Libarchive's automatic support for decompression can be used without archiving by explicitly selecting the "raw" and "empty" formats.
I've attempted to minimize static link pollution. If you don't explicitly invoke a particular feature (such as support for a particular compression or format), it won't get pulled in to statically-linked programs. In particular, if you don't explicitly enable a particular compression or decompression support, you won't need to link against the corresponding compression or decompression libraries. This also reduces the size of statically-linked binaries in environments where that matters.
The library is generally thread safe depending on the platform: it does not define any global variables of its own. However, some platforms do not provide fully thread-safe versions of key C library functions. On those platforms, libarchive will use the non-thread-safe functions. Patches to improve this are of great interest to us.

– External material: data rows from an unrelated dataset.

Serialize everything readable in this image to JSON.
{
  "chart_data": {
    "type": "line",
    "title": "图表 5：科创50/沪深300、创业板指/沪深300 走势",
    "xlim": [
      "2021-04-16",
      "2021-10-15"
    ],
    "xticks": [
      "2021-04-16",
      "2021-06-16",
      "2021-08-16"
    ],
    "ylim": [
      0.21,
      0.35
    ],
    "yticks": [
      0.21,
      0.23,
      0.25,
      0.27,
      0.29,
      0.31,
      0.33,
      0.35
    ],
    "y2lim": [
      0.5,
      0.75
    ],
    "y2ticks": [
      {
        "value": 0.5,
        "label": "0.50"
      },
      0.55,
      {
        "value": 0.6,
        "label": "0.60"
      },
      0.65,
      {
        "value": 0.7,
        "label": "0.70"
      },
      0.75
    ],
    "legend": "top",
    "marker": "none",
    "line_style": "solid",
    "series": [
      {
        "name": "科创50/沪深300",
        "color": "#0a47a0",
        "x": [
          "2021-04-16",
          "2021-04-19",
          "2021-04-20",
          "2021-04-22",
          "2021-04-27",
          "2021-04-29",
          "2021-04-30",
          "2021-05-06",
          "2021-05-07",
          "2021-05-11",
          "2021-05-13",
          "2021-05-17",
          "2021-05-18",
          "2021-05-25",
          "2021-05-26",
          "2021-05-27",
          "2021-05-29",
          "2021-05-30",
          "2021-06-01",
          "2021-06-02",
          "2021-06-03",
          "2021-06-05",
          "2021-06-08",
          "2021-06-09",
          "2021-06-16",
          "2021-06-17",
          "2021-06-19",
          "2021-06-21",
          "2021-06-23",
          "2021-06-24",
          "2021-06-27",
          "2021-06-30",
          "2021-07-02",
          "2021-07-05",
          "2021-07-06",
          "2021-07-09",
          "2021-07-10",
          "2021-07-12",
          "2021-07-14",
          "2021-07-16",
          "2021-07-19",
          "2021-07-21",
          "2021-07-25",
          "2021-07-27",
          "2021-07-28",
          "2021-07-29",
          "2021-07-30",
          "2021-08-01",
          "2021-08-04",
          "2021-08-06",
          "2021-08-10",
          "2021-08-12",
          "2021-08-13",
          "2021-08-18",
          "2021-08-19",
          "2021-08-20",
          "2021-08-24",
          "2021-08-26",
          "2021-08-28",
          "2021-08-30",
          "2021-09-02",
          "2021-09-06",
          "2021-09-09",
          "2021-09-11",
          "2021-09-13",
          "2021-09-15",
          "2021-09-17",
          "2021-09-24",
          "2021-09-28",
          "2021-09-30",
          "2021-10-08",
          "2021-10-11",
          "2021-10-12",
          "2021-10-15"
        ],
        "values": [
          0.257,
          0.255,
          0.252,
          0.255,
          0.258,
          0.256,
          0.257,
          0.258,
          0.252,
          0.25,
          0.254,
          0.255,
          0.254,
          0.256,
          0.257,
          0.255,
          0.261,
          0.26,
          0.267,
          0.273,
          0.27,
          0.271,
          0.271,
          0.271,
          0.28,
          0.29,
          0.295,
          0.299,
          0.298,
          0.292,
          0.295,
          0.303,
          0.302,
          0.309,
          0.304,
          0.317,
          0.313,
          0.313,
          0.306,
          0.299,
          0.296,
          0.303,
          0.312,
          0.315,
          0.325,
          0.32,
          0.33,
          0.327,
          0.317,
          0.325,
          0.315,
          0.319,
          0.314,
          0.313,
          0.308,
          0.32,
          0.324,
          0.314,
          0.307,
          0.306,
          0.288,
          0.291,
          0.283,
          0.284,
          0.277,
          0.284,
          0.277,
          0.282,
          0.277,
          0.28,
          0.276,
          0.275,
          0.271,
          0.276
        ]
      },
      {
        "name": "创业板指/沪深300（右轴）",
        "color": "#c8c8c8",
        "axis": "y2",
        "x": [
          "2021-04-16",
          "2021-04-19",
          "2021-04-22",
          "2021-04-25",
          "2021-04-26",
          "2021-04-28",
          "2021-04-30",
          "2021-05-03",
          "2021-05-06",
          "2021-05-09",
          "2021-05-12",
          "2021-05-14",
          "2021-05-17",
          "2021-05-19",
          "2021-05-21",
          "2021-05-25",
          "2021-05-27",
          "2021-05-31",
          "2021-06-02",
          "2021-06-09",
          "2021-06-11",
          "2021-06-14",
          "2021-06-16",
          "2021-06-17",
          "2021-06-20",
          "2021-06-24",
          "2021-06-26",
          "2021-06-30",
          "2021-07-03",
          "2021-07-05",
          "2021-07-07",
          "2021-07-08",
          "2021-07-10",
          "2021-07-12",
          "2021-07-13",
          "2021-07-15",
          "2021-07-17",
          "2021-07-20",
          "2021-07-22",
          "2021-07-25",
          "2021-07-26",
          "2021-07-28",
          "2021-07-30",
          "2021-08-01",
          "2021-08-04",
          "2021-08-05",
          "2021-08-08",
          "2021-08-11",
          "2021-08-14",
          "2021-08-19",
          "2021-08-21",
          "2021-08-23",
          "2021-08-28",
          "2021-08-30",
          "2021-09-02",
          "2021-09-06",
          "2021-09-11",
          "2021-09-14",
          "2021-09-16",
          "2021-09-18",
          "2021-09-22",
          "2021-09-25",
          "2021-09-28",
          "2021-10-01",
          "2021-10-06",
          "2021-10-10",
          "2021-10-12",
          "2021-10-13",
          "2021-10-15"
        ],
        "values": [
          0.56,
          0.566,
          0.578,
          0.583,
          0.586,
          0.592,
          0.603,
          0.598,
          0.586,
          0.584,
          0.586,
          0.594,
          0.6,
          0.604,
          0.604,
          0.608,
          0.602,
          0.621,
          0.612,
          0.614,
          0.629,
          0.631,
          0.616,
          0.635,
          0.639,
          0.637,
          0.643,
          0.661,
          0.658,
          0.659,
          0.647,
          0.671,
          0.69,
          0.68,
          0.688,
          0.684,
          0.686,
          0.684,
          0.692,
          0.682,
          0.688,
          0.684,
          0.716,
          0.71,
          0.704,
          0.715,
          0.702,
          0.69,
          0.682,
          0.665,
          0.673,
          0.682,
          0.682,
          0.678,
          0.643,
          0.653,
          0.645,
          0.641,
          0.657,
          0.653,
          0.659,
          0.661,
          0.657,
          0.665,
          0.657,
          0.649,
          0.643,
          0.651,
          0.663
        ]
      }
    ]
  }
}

In particular, libarchive's modules to read or write a directory
tree do use
chdir() to optimize the directory traversals. This
can cause problems for programs that expect to do disk access from
multiple threads. Of course, those modules are completely
optional and you can use the rest of libarchive without them.
The library is not thread aware, however. It does no locking or thread management of any kind. If you create a libarchive object and need to access it from multiple threads, you will need to provide your own locking.
On read, the library accepts whatever blocks you hand it. Your read callback is free to pass the library a byte at a time or mmap the entire archive and give it to the library at once. On write, the library always produces correctly-blocked output.
The object-style approach allows you to have multiple archive streams open at once. bsdtar uses this in its "@archive" extension.
The archive itself is read/written using callback functions. You can read an archive directly from an in-memory buffer or write it to a socket, if you wish. There are some utility functions to provide easy-to-use "open file," etc, capabilities.
The read/write APIs are designed to allow individual entries to be read or written to any data source: You can create a block of data in memory and add it to a tar archive without first writing a temporary file. You can also read an entry from an archive and write the data directly to a socket. If you want to read/write entries to disk, there are convenience functions to make this especially easy.
Note: The "pax interchange format" is a POSIX standard extended tar format that should be used when the older ustar format is not appropriate. It has many advantages over other tar formats (including the legacy GNU tar format) and is widely supported by current tar implementations.